Scientists succeeded in partially restoring hearing to mice that had been deafened by loud noise.
Although the research is at an early stage, they believe it could lead to effective treatments for acute noise-induced deafness in humans.
The tiny sensory hairs in the cochlea are vital to hearing. Sound vibrations transferred from the eardrum shake the hairs, causing nerve messages to be fired to the brain.
Without the hairs, the hearing pathway is blocked and no signals are received by the brain's auditory centre.
While birds and fish are capable of regenerating sound-sensing hair cells, mammals are not.
The new approach involves reprogramming inner ear cells by inhibiting a protein called Notch.

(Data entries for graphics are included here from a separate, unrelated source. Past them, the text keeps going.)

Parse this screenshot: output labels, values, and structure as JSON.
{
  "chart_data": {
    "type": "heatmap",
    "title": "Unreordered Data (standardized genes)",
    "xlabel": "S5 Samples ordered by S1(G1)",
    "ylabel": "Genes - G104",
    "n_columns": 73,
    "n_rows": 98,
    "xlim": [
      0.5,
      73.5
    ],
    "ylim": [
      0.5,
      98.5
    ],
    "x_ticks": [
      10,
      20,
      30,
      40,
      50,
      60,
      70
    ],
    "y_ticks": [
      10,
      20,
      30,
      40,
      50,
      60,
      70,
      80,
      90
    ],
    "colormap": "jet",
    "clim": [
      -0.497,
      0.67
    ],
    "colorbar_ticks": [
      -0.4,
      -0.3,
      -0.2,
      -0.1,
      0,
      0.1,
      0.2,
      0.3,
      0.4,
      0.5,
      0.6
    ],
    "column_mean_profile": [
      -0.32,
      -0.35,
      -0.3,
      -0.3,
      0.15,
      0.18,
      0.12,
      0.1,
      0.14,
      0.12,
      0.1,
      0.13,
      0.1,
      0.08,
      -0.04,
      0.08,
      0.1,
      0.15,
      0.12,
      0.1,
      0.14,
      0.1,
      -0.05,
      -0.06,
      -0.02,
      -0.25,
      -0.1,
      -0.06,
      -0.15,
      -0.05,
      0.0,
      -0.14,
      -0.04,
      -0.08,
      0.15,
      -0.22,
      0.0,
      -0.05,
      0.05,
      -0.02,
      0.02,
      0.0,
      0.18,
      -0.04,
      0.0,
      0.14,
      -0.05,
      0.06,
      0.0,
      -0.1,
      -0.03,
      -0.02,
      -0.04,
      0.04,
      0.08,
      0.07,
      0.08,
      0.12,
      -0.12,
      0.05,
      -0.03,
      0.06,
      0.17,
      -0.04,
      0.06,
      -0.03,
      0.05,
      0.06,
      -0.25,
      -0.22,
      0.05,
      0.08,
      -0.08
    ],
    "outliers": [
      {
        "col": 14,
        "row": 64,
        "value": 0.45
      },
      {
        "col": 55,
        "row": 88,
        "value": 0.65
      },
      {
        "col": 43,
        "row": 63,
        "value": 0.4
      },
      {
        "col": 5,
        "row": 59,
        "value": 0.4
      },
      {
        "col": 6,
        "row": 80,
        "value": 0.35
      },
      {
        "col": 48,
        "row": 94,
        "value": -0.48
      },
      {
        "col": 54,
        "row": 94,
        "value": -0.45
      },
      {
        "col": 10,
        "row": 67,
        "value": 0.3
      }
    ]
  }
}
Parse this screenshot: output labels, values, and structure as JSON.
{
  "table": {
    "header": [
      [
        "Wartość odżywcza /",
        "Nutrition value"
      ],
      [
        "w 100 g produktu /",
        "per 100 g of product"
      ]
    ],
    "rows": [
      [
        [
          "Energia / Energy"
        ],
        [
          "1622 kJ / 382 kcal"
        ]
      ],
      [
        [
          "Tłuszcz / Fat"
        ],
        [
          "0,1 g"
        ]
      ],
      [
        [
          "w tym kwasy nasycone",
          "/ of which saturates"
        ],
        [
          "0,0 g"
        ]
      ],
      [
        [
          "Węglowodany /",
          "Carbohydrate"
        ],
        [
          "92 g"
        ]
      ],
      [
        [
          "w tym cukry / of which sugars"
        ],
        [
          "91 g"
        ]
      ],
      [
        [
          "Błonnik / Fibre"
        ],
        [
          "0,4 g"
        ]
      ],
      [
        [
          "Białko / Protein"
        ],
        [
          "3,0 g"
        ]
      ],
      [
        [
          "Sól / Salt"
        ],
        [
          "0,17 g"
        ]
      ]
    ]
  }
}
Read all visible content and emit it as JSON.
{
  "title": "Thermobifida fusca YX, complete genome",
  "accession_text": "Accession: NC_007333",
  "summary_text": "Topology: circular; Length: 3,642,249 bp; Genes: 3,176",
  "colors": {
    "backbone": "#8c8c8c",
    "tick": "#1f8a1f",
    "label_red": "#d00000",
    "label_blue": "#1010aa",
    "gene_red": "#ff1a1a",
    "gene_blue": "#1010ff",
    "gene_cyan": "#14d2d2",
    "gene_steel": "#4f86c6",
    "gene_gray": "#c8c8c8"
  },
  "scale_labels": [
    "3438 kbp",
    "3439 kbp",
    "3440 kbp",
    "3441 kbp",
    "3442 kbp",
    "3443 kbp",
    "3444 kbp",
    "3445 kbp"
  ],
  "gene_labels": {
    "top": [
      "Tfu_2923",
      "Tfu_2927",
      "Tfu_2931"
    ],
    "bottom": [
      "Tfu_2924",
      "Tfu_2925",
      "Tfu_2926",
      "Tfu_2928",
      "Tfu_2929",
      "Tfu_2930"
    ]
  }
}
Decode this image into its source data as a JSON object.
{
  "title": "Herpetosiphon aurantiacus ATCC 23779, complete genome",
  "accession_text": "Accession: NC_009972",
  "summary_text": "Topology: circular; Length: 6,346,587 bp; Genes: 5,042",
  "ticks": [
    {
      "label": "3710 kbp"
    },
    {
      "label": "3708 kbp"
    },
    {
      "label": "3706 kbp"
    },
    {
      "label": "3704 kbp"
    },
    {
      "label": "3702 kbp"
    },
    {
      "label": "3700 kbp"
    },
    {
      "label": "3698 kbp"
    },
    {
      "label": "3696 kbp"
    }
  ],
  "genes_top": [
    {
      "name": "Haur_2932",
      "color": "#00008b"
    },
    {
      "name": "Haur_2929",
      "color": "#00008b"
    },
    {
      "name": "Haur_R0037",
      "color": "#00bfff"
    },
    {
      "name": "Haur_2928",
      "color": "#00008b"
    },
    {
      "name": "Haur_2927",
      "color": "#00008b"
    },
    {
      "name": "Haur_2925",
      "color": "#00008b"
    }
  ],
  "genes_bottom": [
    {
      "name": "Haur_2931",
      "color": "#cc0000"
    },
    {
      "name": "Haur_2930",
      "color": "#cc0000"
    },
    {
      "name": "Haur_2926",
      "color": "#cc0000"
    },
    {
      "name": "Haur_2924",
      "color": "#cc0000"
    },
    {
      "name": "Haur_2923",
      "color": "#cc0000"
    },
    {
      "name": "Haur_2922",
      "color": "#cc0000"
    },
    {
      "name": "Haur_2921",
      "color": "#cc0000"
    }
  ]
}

Previous laboratory research had shown that Notch signals help prevent stem cells in the cochlea transforming themselves into new sensory hair cells.
The drug LY411575 suppresses Notch. Mice with noise-induced hearing loss generated functioning sensory hair cells after the drug was injected into their damaged cochleas.
Lead researcher Dr Albert Edge, from Harvard Medical School in the US, said: "We show that hair cells can be regenerated from the surrounding cells in the cochlea. These cells, called supporting cells, transdifferentiate into hair cells after inhibition of the Notch signalling pathway, and the new hair cell generation results in a recovery of hearing in the region of the cochlea where the new hair cells appear.
"The significance of this study is that hearing loss is a huge problem affecting 250 million worldwide."
Details of the study are reported in the journal Neuron.
A green fluorescent protein was used to label the newly generated hair cells.
Electronic measurements of auditory brainstem responses confirmed that three months after treatment, lost hair cells had been replaced and were working.
Improvement in hearing was seen over a wide range of frequencies.
Dr Edge added: "The missing hair cells had been replaced by new hair cells after the drug treatment, and analysis of their location allowed us to correlate the improvement in hearing to the areas where the hair cells were replaced.
"We're excited about these results because they are a step forward in the biology of regeneration and prove that mammalian hair cells have the capacity to regenerate. With more research, we think that regeneration of hair cells opens the door to potential therapeutic applications in deafness."